|Photo circa 1940 by Russell Lee|
I entered into this new world with the love and support of my family and friends behind me. They cheered me on as Weston and I donned our travel supplies and headed out into the new world together; however, as much as everyone around me loved me and wanted to help us on our new ventures, sometimes it felt like we were just two souls traveling on our own. There were so many instances that seemed so unique and made me wonder, "is this normal?" As I would lie in bed at night, a wriggly newborn next to me, I would close my eyes and think about the path ahead of me...it seemed daunting, but doable. I thought about my son, by my side...and I realized that the journey with Weston would be amazing, but I would love to have had some people to sojourn with us. However, the winter was cold, I was feeling super gross in my sweaty post-maternity clothing, and the thought of taking a tiny baby out to make mom friends was laughable.

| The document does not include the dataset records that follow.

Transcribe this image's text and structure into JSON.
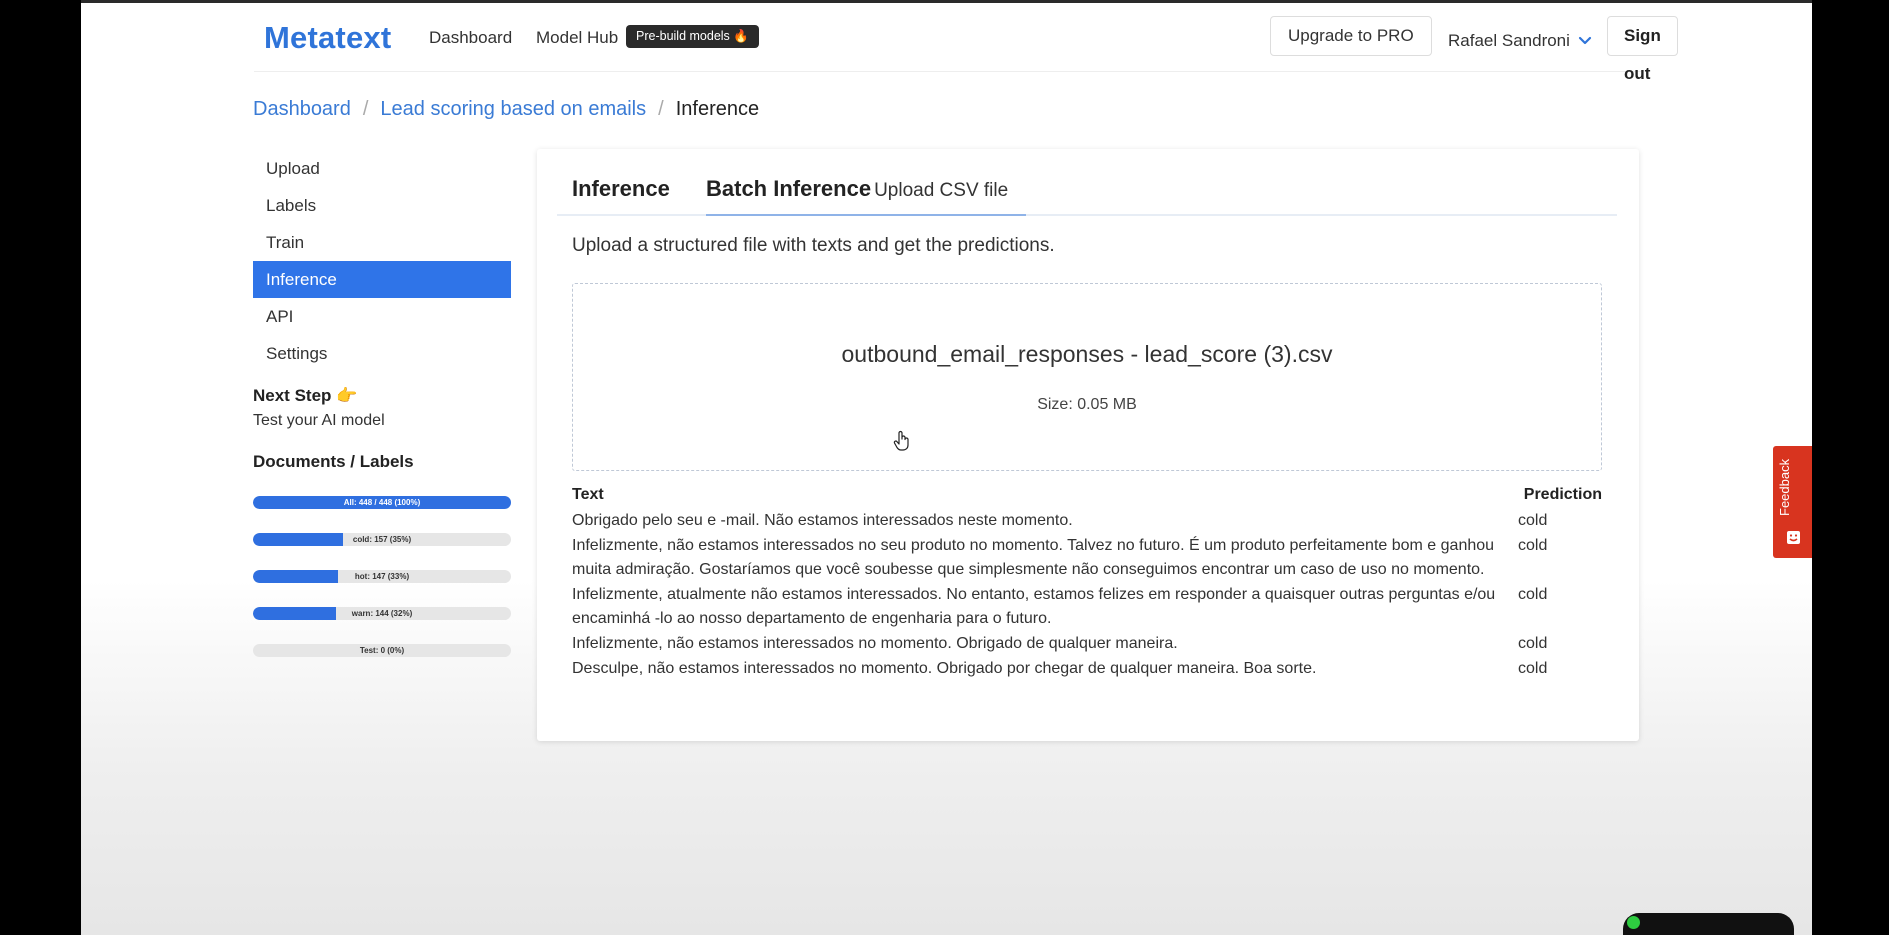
{
  "navbar": {
    "brand": "Metatext",
    "links": [
      "Dashboard",
      "Model Hub"
    ],
    "badge": "Pre-build models 🔥",
    "upgrade_label": "Upgrade to PRO",
    "user_name": "Rafael Sandroni",
    "signout_label": "Sign out"
  },
  "breadcrumb": {
    "items": [
      "Dashboard",
      "Lead scoring based on emails"
    ],
    "current": "Inference",
    "separator": "/"
  },
  "sidebar": {
    "items": [
      {
        "label": "Upload",
        "active": false
      },
      {
        "label": "Labels",
        "active": false
      },
      {
        "label": "Train",
        "active": false
      },
      {
        "label": "Inference",
        "active": true
      },
      {
        "label": "API",
        "active": false
      },
      {
        "label": "Settings",
        "active": false
      }
    ],
    "next_step_title": "Next Step 👉",
    "next_step_sub": "Test your AI model",
    "docs_title": "Documents / Labels",
    "progress": [
      {
        "label": "All: 448 / 448 (100%)",
        "fraction": 1.0
      },
      {
        "label": "cold: 157 (35%)",
        "fraction": 0.35
      },
      {
        "label": "hot: 147 (33%)",
        "fraction": 0.33
      },
      {
        "label": "warn: 144 (32%)",
        "fraction": 0.32
      },
      {
        "label": "Test: 0 (0%)",
        "fraction": 0.0
      }
    ]
  },
  "main": {
    "tabs": {
      "inference": "Inference",
      "batch": "Batch Inference",
      "batch_sub": "Upload CSV file"
    },
    "upload_description": "Upload a structured file with texts and get the predictions.",
    "file": {
      "name": "outbound_email_responses - lead_score (3).csv",
      "size": "Size: 0.05 MB"
    },
    "results": {
      "headers": {
        "text": "Text",
        "prediction": "Prediction"
      },
      "rows": [
        {
          "text": "Obrigado pelo seu e -mail. Não estamos interessados neste momento.",
          "prediction": "cold"
        },
        {
          "text": "Infelizmente, não estamos interessados no seu produto no momento. Talvez no futuro. É um produto perfeitamente bom e ganhou muita admiração. Gostaríamos que você soubesse que simplesmente não conseguimos encontrar um caso de uso no momento.",
          "prediction": "cold"
        },
        {
          "text": "Infelizmente, atualmente não estamos interessados. No entanto, estamos felizes em responder a quaisquer outras perguntas e/ou encaminhá -lo ao nosso departamento de engenharia para o futuro.",
          "prediction": "cold"
        },
        {
          "text": "Infelizmente, não estamos interessados no momento. Obrigado de qualquer maneira.",
          "prediction": "cold"
        },
        {
          "text": "Desculpe, não estamos interessados no momento. Obrigado por chegar de qualquer maneira. Boa sorte.",
          "prediction": "cold"
        }
      ]
    }
  },
  "feedback": {
    "label": "Feedback"
  },
  "colors": {
    "brand": "#2f74d9",
    "accent": "#2f74e8",
    "feedback": "#d8341f"
  }
}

But, as time went on, and winter turned to spring, we started venturing out into the real world, and slowly, we made some friends. New moms who were on their own scary journey. As we would come across these women and babies, we would smile, nod, and sometimes pass on the street, but often, stop to chat. As we got to know these moms and babies, there was a great relief of finding others who knew what I was going through at that exact moment in my life. Oh, you're not sleeping either and are running on caffeine fumes? Oh, you have to see another annoying doctor, too? Oh, you started solids and the baby gagged and threw up all over, too? There was a camaraderie forming between some of the moms we came across, and I soaked it up. I loved knowing that these women were also up late rocking babies, stroking hair, and making bottles. I loved knowing I had teammates in this crazy game of parenthood.
The women I came across may not have lived the same life I have, but there was one thing we all had in common: we were all mama. I'm not sure if you've noticed, but there's a new trend in the mom-world to hark back to the "mama" title....and not just for the babes to call their mothers. I'm talking about the mom-to-mom communication: mama is making a comeback, and I love it. See, when you meet a new mom, and you throw your sweet, innocent three month old under the bus, "this kid never sleeps a wink, he's driving me nuts!" even if the mom you met just met you and has no clue what your name is, she can simply say, "oh, mama, that's so tough! I am so sorry!" Or, you're at the doctor and your baby is screaming, another mother may turn to you and say, "been there, mama, and it's the worst!" Mom and Mommy can be slightly off-putting and condescending, but there's something so sweet about mama; so old fashioned, calming, and even slightly silly.
I'm a huge fan of mamas helping mamas get through these crazy times, and by bringing back "mama," we're allowing women to generate their own villages, even just upon meeting another woman for the very first time. Mama is reassuring, it's comforting; it's putting a hand on the shoulder of the woman you just met and saying, I've been there, we've all been there, and you're going to get through this. Mama is the sweet smile to a confused mom, or the open door to the mom of twins struggling with the giant stroller. Mama is the motioning for a new mom to sit next to you at music class, or the introducing yourself to a nervous looking mom at the playspace. Mama is inviting a new mom, just as you are, to pull on her boots, strap her baby to her chest, and join you on your journey. Your paths may not always be parallel, but for that moment in time, you mamas can sigh together and understand what the other is going through.